Based on the findings in Chapter 5, the authors make significant concessions about the accuracy of positivity bias in the formation of opinions about the Supreme Court. I am not sure whether such a retreat is entirely justified. Any decline in public support for the Court may have been temporary, and it may be that a subset of the Court’s detractors reversed their opinions once Alito joined the High Court and the sky did not fall. Any such determination, however, will have to wait until the next book (or article). Positivity theory merits further examination by these authors and others. [*762]

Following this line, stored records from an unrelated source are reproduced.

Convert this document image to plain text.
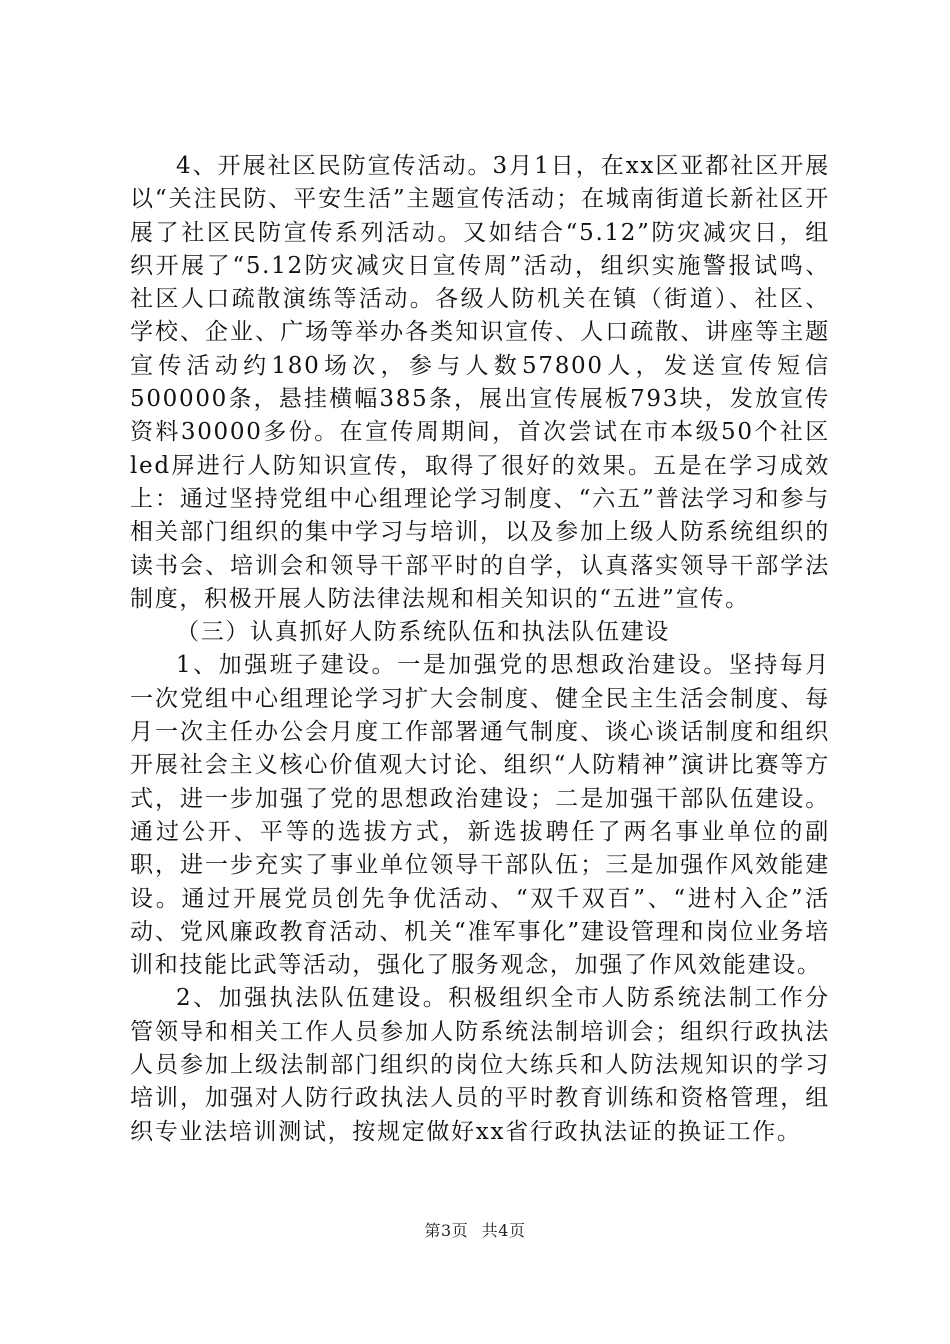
4、开展社区民防宣传活动。3月1日，在xx区亚都社区开展以“关注民防、平安生活”主题宣传活动；在城南街道长新社区开展了社区民防宣传系列活动。又如结合“5.12”防灾减灾日，组织开展了“5.12防灾减灾日宣传周”活动，组织实施警报试鸣、社区人口疏散演练等活动。各级人防机关在镇（街道）、社区、学校、企业、广场等举办各类知识宣传、人口疏散、讲座等主题宣传活动约180场次，参与人数57800人，发送宣传短信500000条，悬挂横幅385条，展出宣传展板793块，发放宣传资料30000多份。在宣传周期间，首次尝试在市本级50个社区led屏进行人防知识宣传，取得了很好的效果。五是在学习成效上：通过坚持党组中心组理论学习制度、“六五”普法学习和参与相关部门组织的集中学习与培训，以及参加上级人防系统组织的读书会、培训会和领导干部平时的自学，认真落实领导干部学法制度，积极开展人防法律法规和相关知识的“五进”宣传。

（三）认真抓好人防系统队伍和执法队伍建设

1、加强班子建设。一是加强党的思想政治建设。坚持每月一次党组中心组理论学习扩大会制度、健全民主生活会制度、每月一次主任办公会月度工作部署通气制度、谈心谈话制度和组织开展社会主义核心价值观大讨论、组织“人防精神”演讲比赛等方式，进一步加强了党的思想政治建设；二是加强干部队伍建设。通过公开、平等的选拔方式，新选拔聘任了两名事业单位的副职，进一步充实了事业单位领导干部队伍；三是加强作风效能建设。通过开展党员创先争优活动、“双千双百”、“进村入企”活动、党风廉政教育活动、机关“准军事化”建设管理和岗位业务培训和技能比武等活动，强化了服务观念，加强了作风效能建设。

2、加强执法队伍建设。积极组织全市人防系统法制工作分管领导和相关工作人员参加人防系统法制培训会；组织行政执法人员参加上级法制部门组织的岗位大练兵和人防法规知识的学习培训，加强对人防行政执法人员的平时教育训练和资格管理，组织专业法培训测试，按规定做好xx省行政执法证的换证工作。

第3页 共4页
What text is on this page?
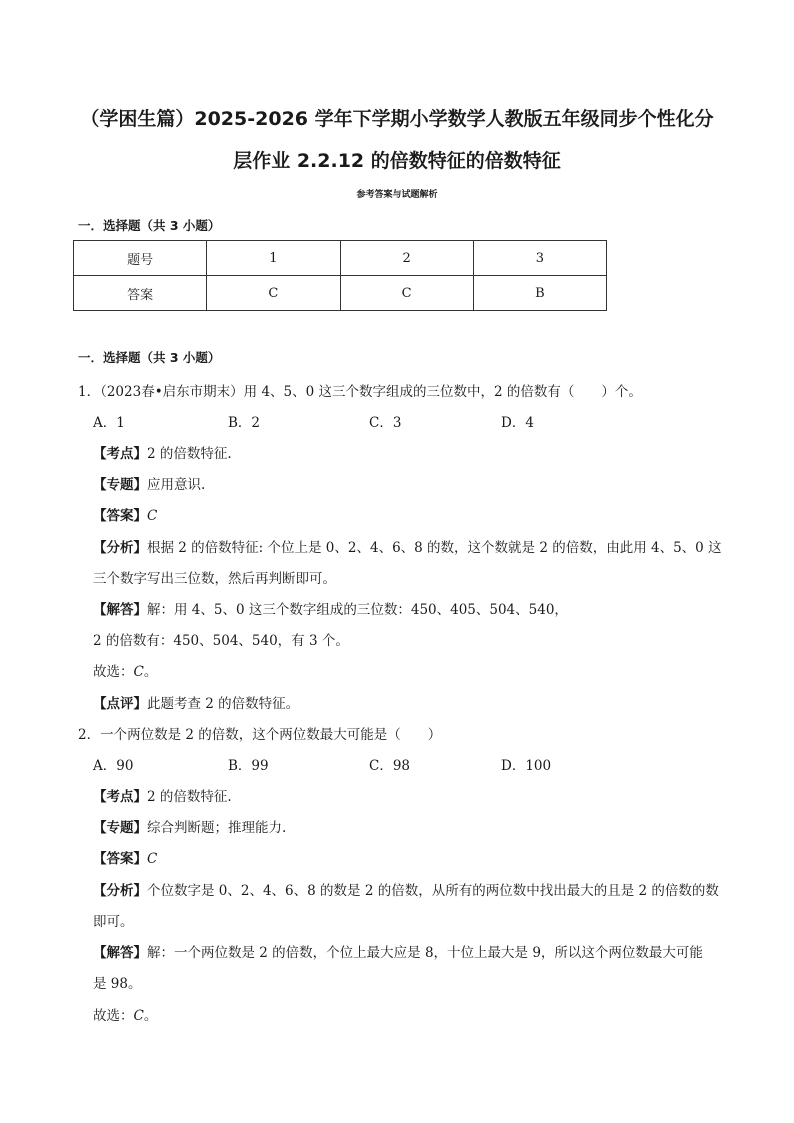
（学困生篇）2025-2026 学年下学期小学数学人教版五年级同步个性化分
层作业 2.2.12 的倍数特征的倍数特征
参考答案与试题解析
一．选择题（共 3 小题）
题号	1	2	3
答案	C	C	B
一．选择题（共 3 小题）
1．（2023春•启东市期末）用 4、5、0 这三个数字组成的三位数中，2 的倍数有（　　）个。
A．1	B．2	C．3	D．4
【考点】2 的倍数特征.
【专题】应用意识.
【答案】C
【分析】根据 2 的倍数特征: 个位上是 0、2、4、6、8 的数，这个数就是 2 的倍数，由此用 4、5、0 这
三个数字写出三位数，然后再判断即可。
【解答】解：用 4、5、0 这三个数字组成的三位数：450、405、504、540，
2 的倍数有：450、504、540，有 3 个。
故选：C。
【点评】此题考查 2 的倍数特征。
2．一个两位数是 2 的倍数，这个两位数最大可能是（　　）
A．90	B．99	C．98	D．100
【考点】2 的倍数特征.
【专题】综合判断题；推理能力.
【答案】C
【分析】个位数字是 0、2、4、6、8 的数是 2 的倍数，从所有的两位数中找出最大的且是 2 的倍数的数
即可。
【解答】解：一个两位数是 2 的倍数，个位上最大应是 8，十位上最大是 9，所以这个两位数最大可能
是 98。
故选：C。
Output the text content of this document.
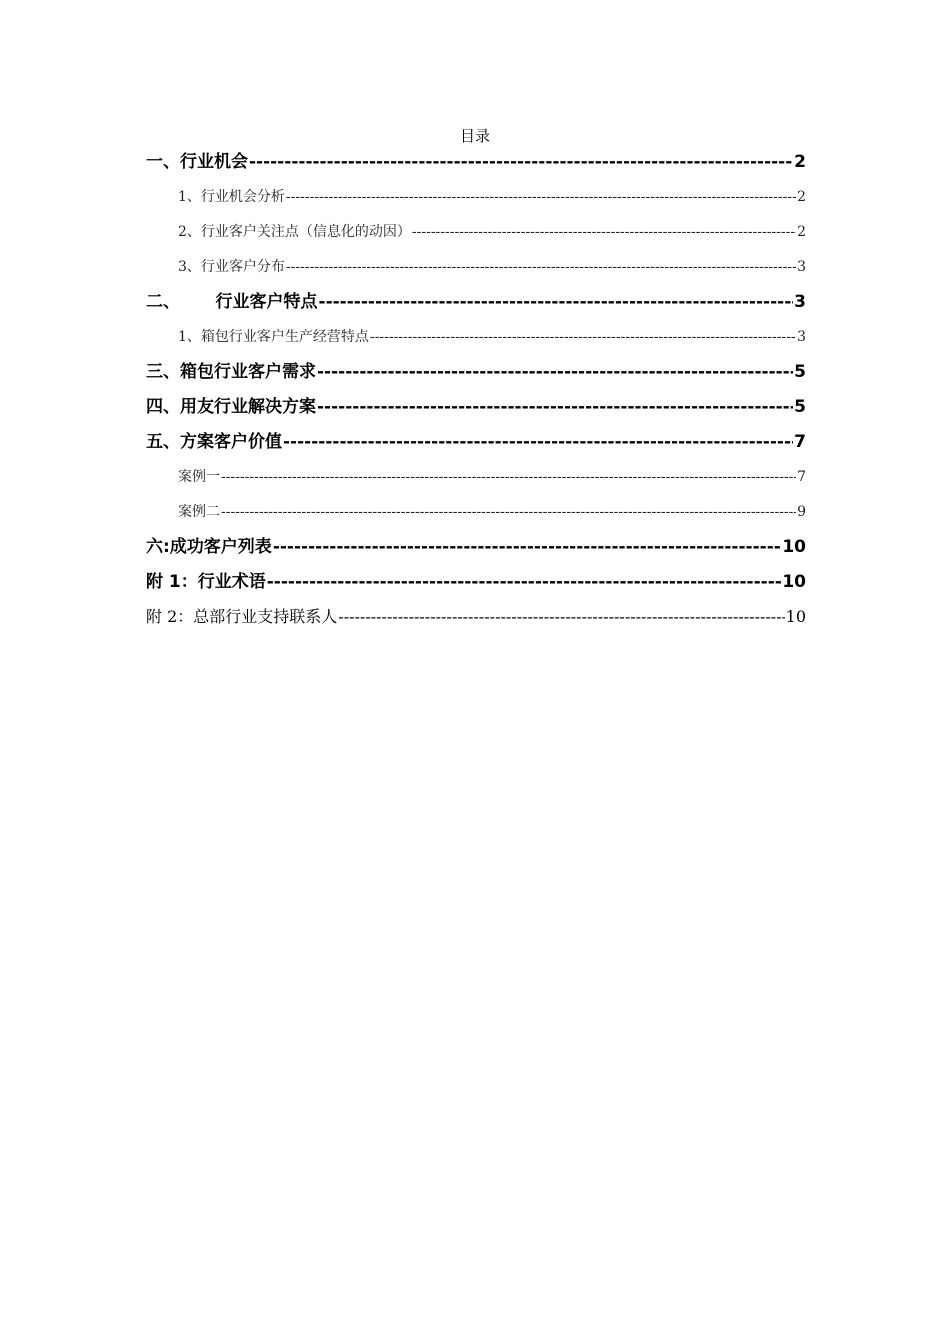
目录
一、行业机会 -----	2
1、行业机会分析 -----	2
2、行业客户关注点（信息化的动因） -----	2
3、行业客户分布 -----	3
二、      行业客户特点 -----	3
1、箱包行业客户生产经营特点 -----	3
三、箱包行业客户需求 -----	5
四、用友行业解决方案 -----	5
五、方案客户价值 -----	7
案例一 -----	7
案例二 -----	9
六:成功客户列表 -----	10
附 1：行业术语 -----	10
附 2：总部行业支持联系人 -----	10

If there is a fault with the book, it may be that it relies quite heavily on the claim that the Alito nomination was responsible for the observed shifts in attitudes. Gibson and Caldeira say the attitude changes they measure were the “spillover” from “a single nominee” (p.125) but the Court continued to work throughout Alito’s confirmation process , and he was the third Supreme Court nominee within four months. Any combination of these events could affect public opinion and awareness of the Supreme Court. It is possible that the public was weary of another partisan confirmation battle after the relatively contentious Roberts nomination and the utter failure of Harriet Miers as a nominee. We cannot know how Alito would have been treated as a lone nominee during the Court’s summer recess, with the confirmation process playing out in relative isolation from other Supreme Court activities. More effort to account for the context of his nomination, and thereby discount other contemporaneous events, would have been appropriate.
Any scholar or citizen interested in the interrelations of courts and public opinion should read CITIZENS, COURTS, AND CONFIRMATIONS, and it will surely find its way on to the syllabi of numerous graduate courses on judicial politics. The findings in Chapter 2 about public knowledge of courts stand as a vital counterpoint to decades of conventional wisdom about a citizenry generally ignorant of the functions, members, and role of the Supreme Court. The critique of survey methodology is also worthy of attention from scholars in a variety of fields. The framing theory discussed by the authors (p.11, pp.65-70), with political frames of legal actors set against frames defined by “judiciousness,” is not the central focus of the book, but is ripe for further exploration. Positivity theory and the related findings will no doubt be the starting points for many future works on the public, courts, and salient judicial activities.
Shapiro, Martin. 1990. “Interest Groups and Supreme Court Appointments.” NORTHWESTERN LAW REVIEW 84: 935.